Modified: June 8, 2016 5:09pm
From the Office of the Commissioner of Health, Dr. Gale R. Burstein
Date June 8, 2016
CONTACT: Mary C. St. Mary/Mary.StMary@Erie.Gov
Phone: 716.858.4941/ Mobile: 716.253.3925
Alcohol and Teens—A Dangerous Combination
What Every Parent and Teen Should Know About Alcohol
ERIE COUNTY, NY—Summer brings graduation parties, picnics, camping trips and other outdoor activities—and in some cases the temptation for underageteens to illegally consume alcohol.
Adolescents who drink usually start with beer, wine or wine coolers, which many youngsters tend to guzzle like soda pop. Although many teenagers mistakenly believe that these drinks are “safer” than hard liquor, it’s the amount of alcohol you drink, not what you drink, that matters. Fact is, a twelve-ounce can of beer and a four-ounce glass of wine each has the same amount of alcohol as a shot of eighty-proof whiskey, and wine coolers have the same amount of alcohol as many beers.
As with any high-risk behavior, prevention is key. “Adolescence is a critical risk period for initiation of alcohol use. Earlier onset of drinking is associated with greater risk of developing alcohol abuse and dependence,” said Dr. Gale Burstein, Erie County Commissioner of Health. Among the numerous consequences of underage drinking are:
- School problems, such as higher absence and poor or failing grades
- Social problems, such as fighting and lack of participation in youth activities
- Legal problems, such as arrest for driving or physically hurting someone while drunk
- Physical problems, such as hangovers or illnesses
- Unwanted, unplanned, and unprotected sexual activity
- Disruption of normal growth and sexual development
- Physical and sexual assault
- Higher risk for suicide and homicide
- Death from alcohol poisoning
- Alcohol-related car crashes and other unintentional injuries, such as burns, falls, and drowning
- Memory problems
- Abuse of other drugs
- Changes in brain development that have life-long effects may occur
Burstein added, “Even small amounts of alcohol consumed can be dangerous for adolescents. Recent studies indicate that alcohol use during the adolescent period of brain development may interrupt key processes, possibly leading to cognitive impairment and an elevated risk of developing a chronic alcohol use disorder.”

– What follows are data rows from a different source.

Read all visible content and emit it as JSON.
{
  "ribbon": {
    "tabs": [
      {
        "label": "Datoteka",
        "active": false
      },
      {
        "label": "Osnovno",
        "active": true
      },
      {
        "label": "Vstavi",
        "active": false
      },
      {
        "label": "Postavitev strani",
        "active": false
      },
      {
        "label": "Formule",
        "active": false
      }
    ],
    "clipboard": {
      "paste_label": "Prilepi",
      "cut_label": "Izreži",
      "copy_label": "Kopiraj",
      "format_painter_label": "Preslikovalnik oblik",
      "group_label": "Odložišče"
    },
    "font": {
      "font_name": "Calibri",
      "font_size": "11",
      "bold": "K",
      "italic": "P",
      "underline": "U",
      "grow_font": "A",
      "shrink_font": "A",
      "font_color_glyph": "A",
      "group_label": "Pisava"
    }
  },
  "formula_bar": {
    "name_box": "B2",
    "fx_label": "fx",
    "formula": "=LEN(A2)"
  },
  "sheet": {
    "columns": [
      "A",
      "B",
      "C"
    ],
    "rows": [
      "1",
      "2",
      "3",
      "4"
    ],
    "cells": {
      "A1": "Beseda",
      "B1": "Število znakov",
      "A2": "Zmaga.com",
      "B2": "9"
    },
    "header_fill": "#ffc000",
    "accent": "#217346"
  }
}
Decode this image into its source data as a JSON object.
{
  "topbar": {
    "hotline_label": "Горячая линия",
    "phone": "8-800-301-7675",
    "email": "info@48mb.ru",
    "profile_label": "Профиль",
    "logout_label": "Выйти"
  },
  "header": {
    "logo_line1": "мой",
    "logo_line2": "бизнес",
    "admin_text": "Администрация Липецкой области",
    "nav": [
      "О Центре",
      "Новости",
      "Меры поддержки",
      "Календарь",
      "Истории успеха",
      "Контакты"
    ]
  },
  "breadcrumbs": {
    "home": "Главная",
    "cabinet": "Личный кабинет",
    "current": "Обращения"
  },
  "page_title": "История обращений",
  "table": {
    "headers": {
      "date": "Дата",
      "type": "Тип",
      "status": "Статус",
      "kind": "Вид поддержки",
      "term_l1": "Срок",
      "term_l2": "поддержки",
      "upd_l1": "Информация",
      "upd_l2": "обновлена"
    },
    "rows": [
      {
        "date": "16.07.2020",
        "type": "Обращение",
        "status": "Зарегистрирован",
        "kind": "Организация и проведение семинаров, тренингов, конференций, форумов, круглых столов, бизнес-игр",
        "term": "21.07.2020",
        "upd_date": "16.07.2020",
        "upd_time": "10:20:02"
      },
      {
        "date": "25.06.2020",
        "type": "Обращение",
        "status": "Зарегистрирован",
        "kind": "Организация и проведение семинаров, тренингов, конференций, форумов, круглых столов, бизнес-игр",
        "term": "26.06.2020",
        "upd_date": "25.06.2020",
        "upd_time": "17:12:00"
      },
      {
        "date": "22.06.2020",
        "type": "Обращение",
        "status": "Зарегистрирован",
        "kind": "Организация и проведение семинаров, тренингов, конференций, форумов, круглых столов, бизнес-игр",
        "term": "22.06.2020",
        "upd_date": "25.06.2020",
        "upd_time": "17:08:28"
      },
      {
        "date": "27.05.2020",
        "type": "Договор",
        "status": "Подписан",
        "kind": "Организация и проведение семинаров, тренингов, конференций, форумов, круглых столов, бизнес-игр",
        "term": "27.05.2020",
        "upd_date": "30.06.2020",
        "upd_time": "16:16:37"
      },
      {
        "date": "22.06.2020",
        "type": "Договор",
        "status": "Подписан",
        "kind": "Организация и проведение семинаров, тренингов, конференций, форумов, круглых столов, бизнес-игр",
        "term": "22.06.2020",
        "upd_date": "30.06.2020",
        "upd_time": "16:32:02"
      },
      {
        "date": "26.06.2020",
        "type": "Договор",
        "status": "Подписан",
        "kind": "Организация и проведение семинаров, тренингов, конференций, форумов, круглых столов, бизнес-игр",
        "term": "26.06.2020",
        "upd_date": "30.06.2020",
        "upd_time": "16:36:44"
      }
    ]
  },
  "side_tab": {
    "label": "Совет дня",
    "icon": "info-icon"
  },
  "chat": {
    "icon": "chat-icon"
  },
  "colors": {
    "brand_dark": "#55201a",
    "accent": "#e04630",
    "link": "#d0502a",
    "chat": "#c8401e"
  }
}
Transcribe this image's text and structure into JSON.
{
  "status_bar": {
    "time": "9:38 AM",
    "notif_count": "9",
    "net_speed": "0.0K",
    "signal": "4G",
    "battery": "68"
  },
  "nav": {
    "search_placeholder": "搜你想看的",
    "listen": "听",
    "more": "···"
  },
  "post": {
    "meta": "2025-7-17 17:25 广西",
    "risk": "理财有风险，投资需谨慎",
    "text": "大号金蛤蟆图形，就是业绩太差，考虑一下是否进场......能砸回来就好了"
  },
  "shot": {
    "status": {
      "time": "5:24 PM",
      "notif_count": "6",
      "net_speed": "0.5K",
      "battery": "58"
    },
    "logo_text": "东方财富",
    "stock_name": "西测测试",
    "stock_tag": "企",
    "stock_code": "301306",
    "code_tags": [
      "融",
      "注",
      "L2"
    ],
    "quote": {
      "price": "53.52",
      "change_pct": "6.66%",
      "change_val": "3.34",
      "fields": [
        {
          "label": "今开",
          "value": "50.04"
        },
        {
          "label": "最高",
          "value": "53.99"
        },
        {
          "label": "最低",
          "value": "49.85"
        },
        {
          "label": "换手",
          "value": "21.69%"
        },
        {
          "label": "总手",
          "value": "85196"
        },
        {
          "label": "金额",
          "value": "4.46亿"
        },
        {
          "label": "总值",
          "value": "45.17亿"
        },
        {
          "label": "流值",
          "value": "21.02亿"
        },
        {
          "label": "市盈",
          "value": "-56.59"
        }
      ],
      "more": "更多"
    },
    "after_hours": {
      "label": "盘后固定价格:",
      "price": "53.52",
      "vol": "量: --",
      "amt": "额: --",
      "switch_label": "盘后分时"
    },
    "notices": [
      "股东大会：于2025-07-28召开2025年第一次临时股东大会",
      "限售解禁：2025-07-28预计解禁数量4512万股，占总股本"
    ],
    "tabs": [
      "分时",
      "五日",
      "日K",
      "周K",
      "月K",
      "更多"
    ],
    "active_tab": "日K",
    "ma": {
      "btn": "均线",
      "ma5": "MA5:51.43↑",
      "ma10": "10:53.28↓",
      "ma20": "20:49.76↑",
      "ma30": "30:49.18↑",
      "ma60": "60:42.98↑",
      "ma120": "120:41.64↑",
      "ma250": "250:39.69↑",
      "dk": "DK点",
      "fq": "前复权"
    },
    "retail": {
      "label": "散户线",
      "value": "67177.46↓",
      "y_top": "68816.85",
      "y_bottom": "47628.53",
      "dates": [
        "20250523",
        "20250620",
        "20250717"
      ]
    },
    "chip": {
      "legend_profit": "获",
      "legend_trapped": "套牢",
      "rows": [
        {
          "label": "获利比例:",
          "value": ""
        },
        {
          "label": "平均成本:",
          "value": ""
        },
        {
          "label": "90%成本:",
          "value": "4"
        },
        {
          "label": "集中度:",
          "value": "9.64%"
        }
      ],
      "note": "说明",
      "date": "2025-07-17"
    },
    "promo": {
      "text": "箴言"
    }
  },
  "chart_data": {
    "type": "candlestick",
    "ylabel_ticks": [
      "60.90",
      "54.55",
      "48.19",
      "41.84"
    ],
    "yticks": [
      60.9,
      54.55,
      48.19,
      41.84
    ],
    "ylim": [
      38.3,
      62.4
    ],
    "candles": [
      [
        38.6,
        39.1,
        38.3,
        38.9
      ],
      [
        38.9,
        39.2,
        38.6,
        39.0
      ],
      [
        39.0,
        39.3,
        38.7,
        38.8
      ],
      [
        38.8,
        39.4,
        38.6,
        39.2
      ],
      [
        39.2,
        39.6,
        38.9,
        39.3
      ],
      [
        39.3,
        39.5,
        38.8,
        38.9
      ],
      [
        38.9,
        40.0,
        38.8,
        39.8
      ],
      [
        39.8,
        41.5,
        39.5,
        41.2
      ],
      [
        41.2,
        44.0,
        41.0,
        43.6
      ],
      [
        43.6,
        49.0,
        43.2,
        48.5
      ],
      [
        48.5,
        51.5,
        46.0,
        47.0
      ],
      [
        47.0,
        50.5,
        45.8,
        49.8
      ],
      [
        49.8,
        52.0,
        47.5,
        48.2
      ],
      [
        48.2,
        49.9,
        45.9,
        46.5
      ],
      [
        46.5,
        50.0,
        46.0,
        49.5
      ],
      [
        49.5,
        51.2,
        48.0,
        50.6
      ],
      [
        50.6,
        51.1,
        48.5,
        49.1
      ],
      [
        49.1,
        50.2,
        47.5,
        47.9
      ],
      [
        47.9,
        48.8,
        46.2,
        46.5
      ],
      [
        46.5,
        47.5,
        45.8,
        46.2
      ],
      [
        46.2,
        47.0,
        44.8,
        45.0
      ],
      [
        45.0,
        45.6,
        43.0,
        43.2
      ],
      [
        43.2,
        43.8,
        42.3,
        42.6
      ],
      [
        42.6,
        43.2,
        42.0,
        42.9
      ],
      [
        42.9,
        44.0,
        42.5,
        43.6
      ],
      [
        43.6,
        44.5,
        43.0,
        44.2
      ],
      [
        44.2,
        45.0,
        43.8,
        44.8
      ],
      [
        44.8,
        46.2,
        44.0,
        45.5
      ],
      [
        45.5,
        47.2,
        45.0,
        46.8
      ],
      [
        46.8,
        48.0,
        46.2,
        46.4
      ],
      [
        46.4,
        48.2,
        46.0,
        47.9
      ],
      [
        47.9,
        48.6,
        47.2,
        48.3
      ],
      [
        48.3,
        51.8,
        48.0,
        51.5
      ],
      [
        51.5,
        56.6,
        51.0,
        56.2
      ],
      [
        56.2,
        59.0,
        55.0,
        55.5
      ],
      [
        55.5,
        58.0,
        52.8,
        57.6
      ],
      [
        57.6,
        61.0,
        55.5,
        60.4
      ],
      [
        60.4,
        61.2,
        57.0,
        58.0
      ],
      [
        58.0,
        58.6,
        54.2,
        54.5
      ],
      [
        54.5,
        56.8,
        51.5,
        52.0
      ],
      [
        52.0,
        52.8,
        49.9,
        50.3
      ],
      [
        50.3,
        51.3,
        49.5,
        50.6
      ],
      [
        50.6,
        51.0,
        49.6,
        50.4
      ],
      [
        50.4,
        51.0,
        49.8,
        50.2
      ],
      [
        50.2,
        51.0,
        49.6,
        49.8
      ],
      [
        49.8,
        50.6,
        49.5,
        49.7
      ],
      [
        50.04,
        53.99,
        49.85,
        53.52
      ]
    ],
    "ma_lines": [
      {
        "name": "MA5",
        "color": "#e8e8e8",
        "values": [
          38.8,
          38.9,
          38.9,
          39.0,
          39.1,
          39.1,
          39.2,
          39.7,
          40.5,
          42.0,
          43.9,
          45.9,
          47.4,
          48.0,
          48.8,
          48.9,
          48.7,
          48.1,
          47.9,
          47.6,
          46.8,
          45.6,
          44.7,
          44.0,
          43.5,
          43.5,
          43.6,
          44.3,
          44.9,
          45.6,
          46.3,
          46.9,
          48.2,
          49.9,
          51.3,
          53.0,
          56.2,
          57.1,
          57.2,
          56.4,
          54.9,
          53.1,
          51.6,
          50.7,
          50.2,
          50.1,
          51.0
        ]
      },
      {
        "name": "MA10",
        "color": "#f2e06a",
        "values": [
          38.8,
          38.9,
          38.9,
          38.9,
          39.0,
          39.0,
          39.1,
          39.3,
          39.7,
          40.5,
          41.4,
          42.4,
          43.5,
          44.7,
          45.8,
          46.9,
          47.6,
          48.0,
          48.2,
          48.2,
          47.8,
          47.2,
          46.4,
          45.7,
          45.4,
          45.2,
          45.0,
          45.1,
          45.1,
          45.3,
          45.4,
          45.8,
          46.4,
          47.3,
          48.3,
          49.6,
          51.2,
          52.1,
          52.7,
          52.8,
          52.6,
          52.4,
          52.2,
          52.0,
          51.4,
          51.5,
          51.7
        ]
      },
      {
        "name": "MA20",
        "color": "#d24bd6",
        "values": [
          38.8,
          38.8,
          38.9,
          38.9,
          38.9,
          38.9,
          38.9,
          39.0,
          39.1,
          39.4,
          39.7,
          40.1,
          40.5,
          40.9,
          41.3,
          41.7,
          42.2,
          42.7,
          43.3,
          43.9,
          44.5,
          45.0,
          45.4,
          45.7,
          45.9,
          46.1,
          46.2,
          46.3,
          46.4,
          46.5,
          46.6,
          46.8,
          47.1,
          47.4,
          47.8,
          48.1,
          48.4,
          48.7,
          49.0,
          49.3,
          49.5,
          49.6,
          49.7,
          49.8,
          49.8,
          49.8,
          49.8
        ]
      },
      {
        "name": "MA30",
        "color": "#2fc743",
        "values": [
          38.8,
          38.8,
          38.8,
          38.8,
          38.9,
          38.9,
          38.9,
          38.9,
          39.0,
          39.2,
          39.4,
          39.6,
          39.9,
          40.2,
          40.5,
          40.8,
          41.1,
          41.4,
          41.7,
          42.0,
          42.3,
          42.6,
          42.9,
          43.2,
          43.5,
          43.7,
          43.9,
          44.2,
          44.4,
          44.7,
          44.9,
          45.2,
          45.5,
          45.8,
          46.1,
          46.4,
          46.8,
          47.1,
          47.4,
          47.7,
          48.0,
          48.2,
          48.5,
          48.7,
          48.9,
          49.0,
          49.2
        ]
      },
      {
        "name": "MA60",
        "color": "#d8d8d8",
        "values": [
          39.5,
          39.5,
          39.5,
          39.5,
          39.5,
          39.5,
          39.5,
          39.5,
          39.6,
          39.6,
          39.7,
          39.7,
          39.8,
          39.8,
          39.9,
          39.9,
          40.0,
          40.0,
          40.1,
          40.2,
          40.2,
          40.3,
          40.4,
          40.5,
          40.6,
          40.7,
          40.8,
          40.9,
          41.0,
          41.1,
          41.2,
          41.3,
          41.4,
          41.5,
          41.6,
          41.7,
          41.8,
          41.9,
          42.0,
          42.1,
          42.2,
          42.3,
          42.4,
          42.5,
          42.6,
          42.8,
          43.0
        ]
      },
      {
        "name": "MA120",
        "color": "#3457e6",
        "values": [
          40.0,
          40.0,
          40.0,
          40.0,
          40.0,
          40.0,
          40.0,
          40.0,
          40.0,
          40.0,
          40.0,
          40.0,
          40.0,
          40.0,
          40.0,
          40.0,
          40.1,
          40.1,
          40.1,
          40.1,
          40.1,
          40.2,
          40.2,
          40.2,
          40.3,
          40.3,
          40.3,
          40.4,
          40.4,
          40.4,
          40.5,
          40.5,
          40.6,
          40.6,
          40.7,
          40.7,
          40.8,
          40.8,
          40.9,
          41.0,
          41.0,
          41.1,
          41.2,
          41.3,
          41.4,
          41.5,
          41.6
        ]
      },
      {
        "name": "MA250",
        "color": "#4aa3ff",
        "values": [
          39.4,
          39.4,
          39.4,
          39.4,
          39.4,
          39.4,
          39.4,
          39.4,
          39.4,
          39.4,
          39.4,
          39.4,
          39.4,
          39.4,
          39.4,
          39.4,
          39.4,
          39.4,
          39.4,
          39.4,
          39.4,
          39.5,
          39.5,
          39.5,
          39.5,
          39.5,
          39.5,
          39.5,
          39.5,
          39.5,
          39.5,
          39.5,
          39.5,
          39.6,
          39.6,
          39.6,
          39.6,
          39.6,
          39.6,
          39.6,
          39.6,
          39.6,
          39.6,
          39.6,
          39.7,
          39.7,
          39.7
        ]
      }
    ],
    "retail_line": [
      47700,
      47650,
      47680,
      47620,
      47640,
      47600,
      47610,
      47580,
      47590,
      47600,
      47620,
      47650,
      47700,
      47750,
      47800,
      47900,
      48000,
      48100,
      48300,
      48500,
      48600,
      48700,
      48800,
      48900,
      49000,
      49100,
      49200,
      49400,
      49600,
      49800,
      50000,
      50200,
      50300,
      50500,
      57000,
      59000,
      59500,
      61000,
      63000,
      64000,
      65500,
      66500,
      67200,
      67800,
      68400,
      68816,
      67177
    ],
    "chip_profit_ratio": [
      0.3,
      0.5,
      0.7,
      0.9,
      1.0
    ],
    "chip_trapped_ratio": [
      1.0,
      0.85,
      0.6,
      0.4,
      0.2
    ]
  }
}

Car crashes are just the most obvious of the adverse consequences of getting drunk. Statistics from the National Council on Alcoholism and Drug Dependence implicate alcohol use in about half of all sexual assaults involving adolescents and college students, including date rape. A frighteningly high proportion of teens—one in six—admit to having experienced alcohol-induced blackouts, where they could not recall the events of the previous evening.
Sexually active teens who overindulge are also less likely to protect themselves against pregnancy and sexually transmitted infections, for the simple reason that they are too besotted to take the necessary precautions before having intercourse. The fact that heavy drinking wears down the immune system adds to their risk of contracting a STI.
A point to impress upon teens: It is not just confirmed alcoholics who suffer the more harrowing repercussions of alcohol abuse. A single episode of reckless drinking can end in tragedy, as when a boy slides behind the steering wheel of a car while under the influence, or when an intoxicated young woman accepts an acquaintance’s offer to continue partying back at his apartment.
Alcohol is the most commonly used and abused drug among youth in the United States.
- Excessive drinking is responsible for more than 4,300 deaths among underage youth each year, and cost the U.S. $24 billion in economic costs in 2010.
- Although drinking by persons under the age of 21 is illegal, people aged 12 to 20 years drink 11% of all alcohol consumed in the United States. More than 90% of this alcohol is consumed in the form of binge drinks
- On average, underage drinkers consume more drinks per drinking occasion than adult drinkers.
- In 2010, there were approximately 189,000 emergency rooms visits by persons under age 21 for injuries and other conditions linked to alcohol.